- Born: 6 July 1983 (age 42) Paris, France
- Occupations: Artist, designer, actor
- Parents: Jean-Charles de Castelbajac (father); Catherine de Castelbajac (mother);

= Louis-Marie de Castelbajac =

French designer and entrepreneur (born 1983)

Louis-Marie de Castelbajac (born 6 July 1983) is a French designer and entrepreneur.

==Early life==
Louis-Marie de Castelbajac was born in Paris, France, the son of fashion designer Jean-Charles de Castelbajac and Catherine de Castelbajac.
He is a Count from one of the oldest families of France, originating from Castelbajac in the region of Bigorre.

==Career==
De Castelbajac has two fashion lines. He is also an actor, an artist, and owner of an Armagnac brand.

===Fashion===
De Castelbajac worked for several years in the menswear unit of his father's fashion label, and served as creative director of his Castelbajac Lignée collection.
In 2007, he launched a line of fitted cotton t-shirts called Panda Kunst. The shirts tend to have politically based slogans.

Later, he created another fashion label called Le Void, which refers to The Book of Five Rings by samurai Miyamoto Musashi. The label consists of knit wear and t-shirts with plays on words written on them.

He also collaborates with Tyler Alexandra Ellis to produce a bag line for her label, Tyler Alexandra. The line includes a bag with a beret top produced in France's oldest beret factory.

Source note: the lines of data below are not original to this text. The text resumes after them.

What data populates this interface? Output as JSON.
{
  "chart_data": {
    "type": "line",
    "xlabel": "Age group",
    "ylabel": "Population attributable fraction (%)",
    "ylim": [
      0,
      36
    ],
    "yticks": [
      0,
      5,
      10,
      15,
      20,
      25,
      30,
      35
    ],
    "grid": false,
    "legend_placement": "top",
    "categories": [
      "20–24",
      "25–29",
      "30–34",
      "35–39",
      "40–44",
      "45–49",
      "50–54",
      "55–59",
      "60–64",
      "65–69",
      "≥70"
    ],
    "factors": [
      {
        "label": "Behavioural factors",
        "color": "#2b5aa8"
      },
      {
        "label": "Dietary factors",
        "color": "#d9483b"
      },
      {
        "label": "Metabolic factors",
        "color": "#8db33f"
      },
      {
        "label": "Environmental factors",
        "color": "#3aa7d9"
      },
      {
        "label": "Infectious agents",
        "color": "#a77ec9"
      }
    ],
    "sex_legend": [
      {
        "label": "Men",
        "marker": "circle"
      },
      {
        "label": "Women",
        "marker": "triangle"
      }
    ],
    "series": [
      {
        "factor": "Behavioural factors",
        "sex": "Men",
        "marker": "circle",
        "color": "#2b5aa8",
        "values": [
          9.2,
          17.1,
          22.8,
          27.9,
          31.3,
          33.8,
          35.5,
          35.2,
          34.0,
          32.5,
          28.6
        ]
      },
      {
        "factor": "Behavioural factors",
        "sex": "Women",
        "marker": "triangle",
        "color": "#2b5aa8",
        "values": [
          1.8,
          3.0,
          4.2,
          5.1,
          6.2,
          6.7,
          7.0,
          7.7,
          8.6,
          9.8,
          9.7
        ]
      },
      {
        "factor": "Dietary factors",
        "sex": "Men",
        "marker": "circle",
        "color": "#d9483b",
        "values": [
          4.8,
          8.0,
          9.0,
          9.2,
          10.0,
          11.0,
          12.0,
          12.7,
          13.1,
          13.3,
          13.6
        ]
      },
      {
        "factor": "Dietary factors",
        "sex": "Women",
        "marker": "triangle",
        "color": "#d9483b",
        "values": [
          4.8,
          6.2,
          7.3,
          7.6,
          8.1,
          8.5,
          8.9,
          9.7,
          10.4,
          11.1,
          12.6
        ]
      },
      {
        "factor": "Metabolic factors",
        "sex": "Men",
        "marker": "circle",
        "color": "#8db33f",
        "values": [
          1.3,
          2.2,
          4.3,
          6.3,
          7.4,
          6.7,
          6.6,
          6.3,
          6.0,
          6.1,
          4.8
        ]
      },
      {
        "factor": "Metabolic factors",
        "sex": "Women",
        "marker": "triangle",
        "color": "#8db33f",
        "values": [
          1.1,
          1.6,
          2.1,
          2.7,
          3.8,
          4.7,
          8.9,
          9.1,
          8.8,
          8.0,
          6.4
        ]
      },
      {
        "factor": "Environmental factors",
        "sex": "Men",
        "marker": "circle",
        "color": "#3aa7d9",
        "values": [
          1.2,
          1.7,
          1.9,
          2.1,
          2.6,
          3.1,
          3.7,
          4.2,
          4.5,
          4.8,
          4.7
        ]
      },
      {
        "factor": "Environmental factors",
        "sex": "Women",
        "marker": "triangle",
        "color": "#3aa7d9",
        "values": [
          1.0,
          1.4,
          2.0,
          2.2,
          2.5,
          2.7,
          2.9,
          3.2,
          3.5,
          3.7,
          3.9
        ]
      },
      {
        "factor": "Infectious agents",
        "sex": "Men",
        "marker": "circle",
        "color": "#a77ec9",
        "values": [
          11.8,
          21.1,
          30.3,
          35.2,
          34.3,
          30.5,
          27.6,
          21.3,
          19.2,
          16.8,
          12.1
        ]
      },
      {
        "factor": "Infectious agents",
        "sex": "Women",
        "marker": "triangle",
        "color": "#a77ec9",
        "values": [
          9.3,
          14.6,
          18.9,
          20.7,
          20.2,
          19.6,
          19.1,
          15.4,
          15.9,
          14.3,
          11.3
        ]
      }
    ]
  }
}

De Castelbajac has also created t-shirts for OVS as part of an AIDS awareness campaign.

===Acting===
De Castelbajac has appeared in plays, movies, and art films. He lived in Los Angeles, California from age 19 to 25. While he was there, he attended university and acted in two television pilots of Him and Us, directed by Charles Shyer. He was in a Nespresso commercial with George Clooney, and was in a 2005 remake of Caligula. He has appeared in art films by Marianne Maric and Mike Kelley. In 2014, he acted in a film called The Permission, filming in Afghanistan and Scotland, and appeared in adidas commercials for the re-release of their Stan Smith style.

===Armagnac===
Armagnac is an emblematic product of de Castelbajac's region of France. He created his Armagnac 700 in 2013, after researching and working with an oenologist for several years. He designed the bottle himself, wrapping it in a felt ring made by the last beret producer in that region of France. He produced a special collection for Colette, and the drink is also sold at Le Bon Marché, Harry's New York Bar, Hôtel Meurice, and Chateau Marmont.

===Art===
De Castelbajac has shown artwork in two solo exhibits. The first was an exhibit in Paris, France called The Anatomy of 1, a collection of drawings, collages, photos, and installations inspired by media violence. His second exhibition was called The Blood, the Bow & Arrows of Desire.

In 2010, he helped create a Bûche de Noel for Pierre Hermé.

==Personal life==
Louis-Marie de Castelbajac shares the Château de Loubersan with his father in a hamlet in the region. He grew up in Paris and the United Kingdom, and was educated at Oundle School and the Ecole Active Bilingue in Paris 15 and in the United States.